Ada seribu lebih e-mail di kotak masuk saat aku iseng membuka e-mailku (sebagian besar berasal dari Facebook :D). Tapi ada satu yang langsung membuat dadaku berdebar-debar saat aku membaca siapa pengirimnya. Dari Dafin. Cepat-cepat kuarahkan kursor pada e-mail yang kumaksud.
From                : dafindafindafin@yahoo.com
Subject             : ma promise
            Hai Sel, sebelum gue lupa sama janji gue mending gue kirimin ke lu sekarang aja ya… en, eniwe… u’r beautiful.

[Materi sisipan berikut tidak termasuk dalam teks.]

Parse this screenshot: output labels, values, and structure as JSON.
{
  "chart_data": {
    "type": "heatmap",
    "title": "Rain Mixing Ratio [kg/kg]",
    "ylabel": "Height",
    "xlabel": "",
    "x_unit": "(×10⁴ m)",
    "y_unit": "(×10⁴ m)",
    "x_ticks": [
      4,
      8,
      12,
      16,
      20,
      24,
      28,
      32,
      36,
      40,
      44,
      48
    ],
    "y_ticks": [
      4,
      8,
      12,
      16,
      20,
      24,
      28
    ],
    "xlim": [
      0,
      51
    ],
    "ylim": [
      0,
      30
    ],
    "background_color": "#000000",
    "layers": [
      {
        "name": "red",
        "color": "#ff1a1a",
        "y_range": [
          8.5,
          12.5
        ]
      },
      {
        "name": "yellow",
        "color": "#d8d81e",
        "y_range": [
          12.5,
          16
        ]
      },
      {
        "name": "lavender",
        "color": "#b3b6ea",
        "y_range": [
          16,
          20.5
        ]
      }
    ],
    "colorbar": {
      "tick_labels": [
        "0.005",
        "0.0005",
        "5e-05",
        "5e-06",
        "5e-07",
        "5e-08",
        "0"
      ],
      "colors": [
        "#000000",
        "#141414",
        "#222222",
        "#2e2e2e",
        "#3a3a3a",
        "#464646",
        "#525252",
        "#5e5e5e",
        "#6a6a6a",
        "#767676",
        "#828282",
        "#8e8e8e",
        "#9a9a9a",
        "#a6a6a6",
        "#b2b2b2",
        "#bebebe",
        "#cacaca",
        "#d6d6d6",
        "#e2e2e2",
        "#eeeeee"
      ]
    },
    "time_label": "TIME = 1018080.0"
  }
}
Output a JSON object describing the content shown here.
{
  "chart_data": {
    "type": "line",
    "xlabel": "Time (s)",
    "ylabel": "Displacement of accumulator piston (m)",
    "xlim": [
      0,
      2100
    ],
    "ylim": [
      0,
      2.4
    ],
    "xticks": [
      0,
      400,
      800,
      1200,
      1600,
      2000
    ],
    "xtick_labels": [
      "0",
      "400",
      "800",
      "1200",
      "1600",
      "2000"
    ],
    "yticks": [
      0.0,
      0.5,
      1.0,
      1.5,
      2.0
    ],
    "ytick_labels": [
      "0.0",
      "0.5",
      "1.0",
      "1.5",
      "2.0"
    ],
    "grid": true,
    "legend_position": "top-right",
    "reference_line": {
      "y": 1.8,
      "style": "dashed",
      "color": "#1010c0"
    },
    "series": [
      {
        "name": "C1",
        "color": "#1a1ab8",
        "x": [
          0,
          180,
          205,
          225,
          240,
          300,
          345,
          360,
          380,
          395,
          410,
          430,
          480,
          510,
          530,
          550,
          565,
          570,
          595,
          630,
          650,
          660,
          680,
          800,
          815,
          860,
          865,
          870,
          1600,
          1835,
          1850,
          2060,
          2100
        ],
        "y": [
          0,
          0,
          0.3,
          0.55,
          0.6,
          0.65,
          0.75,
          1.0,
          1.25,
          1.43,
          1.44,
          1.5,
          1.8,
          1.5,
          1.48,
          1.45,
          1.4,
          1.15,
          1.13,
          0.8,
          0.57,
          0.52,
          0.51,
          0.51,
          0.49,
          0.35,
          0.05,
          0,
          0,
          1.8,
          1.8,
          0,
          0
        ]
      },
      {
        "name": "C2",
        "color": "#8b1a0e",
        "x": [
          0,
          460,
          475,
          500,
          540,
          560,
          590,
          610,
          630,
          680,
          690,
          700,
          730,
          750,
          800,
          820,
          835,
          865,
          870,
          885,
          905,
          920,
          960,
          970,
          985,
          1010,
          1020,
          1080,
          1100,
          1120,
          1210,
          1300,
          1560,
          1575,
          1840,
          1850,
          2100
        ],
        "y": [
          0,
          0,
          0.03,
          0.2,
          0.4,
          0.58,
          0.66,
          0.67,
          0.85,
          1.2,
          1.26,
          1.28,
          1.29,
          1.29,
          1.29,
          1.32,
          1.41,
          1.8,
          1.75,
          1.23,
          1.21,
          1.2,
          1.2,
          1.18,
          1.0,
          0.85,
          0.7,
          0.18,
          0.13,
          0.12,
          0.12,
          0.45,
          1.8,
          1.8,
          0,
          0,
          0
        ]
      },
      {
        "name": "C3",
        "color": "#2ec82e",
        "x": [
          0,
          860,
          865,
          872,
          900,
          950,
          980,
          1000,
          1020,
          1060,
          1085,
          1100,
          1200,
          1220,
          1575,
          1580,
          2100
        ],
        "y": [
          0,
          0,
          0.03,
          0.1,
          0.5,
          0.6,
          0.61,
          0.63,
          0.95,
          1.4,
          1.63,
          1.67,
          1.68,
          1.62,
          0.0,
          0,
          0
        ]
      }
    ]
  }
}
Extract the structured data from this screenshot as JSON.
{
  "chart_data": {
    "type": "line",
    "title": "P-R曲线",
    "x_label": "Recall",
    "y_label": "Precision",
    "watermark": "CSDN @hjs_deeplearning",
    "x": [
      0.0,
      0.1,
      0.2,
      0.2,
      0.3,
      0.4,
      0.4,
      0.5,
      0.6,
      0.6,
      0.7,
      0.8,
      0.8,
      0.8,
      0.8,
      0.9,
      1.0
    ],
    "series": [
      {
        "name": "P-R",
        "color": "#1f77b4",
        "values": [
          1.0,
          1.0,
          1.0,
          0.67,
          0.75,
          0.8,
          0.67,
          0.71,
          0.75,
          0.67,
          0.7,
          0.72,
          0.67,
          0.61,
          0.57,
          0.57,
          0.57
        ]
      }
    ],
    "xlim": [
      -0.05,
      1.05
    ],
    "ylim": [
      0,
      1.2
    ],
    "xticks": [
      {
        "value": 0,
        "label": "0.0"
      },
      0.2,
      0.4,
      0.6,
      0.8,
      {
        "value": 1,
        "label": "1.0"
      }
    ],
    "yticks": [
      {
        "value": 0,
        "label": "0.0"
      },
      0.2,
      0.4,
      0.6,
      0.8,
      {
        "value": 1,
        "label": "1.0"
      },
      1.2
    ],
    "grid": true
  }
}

                                                                                                            U’r dafin
            Beautiful? U’r Dafin? Apa maksudnya itu?
            Aku tidak mau berlama-lama dengan tulisan aneh Dafin itu sekarang. Sepat-cepat aku membuka lampirannya. Foto kami tadi siang.
            Aku tak mau dianggap tak tahu terima kasih, maka kubalas e-mailnya itu.
To                   : dafindafindafin@yahoo.com
Subject             : re-ma promise [thanks full]
            Udah gue terima, thanks a lot yah, buat foto en pujiannya.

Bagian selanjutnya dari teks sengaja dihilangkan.